We’ll give our editor a moment to pick himself up off of the floor after reading that one.

These days, lead singer Chris Cornell says that they have a revised approach. While not addressing the Black Sabbath part of Thayil's comment directly, he tells Classic Rock that “now we’re trying to add all the parts that suck back in.”

The interview appears in the July issue of the magazine and Cornell goes on to say that the reunion was very spontaneous and came about as a result of dealing with regular band business. “We got back into a room just to think about ideas of reconnecting with our fans, like starting a website again and starting the fan club again.”

After a bit of time together in the same room, they decided that it was bigger than that, so the idea of making music together again came up.

Now, with new music on display in the form of ‘Live to Rise,’ which is featured on the soundtrack of this summer’s ‘Avengers’ movie and a planned new album as well, Cornell is taking stock of the state of rock music. As one YouTube commenter said, “Thank God Soundgarden are back to save rock.”

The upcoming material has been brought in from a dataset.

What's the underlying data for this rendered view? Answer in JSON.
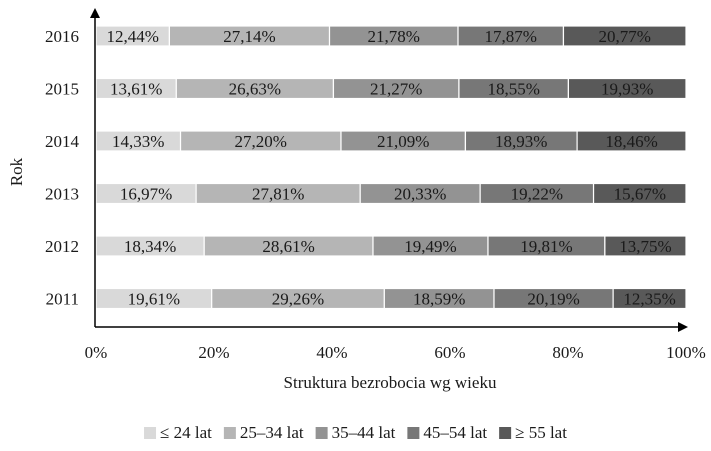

While Cornell is happy to be rock and roll’s potential superman, he sees murky waters and answers that are still unclear. “Rock is a moving target and everyone has a different list of specific things for their definition of it," he continued. "But if it’s a list of what we do, then yeah, rock needs saving. But who knows what rock is any more?”

In Cornell’s opinion, rock “should be about an attitude and about where a person is coming from...It could be almost anything,” he says.

He’s still got a sense of humor about it all, too. When asked “what can Chris Cornell do that no one else can?,” the veteran rock vocalist replied, “I can turn myself inside out and play percussion on my own skeleton - if it’s mic’d correctly, it sounds really cool.”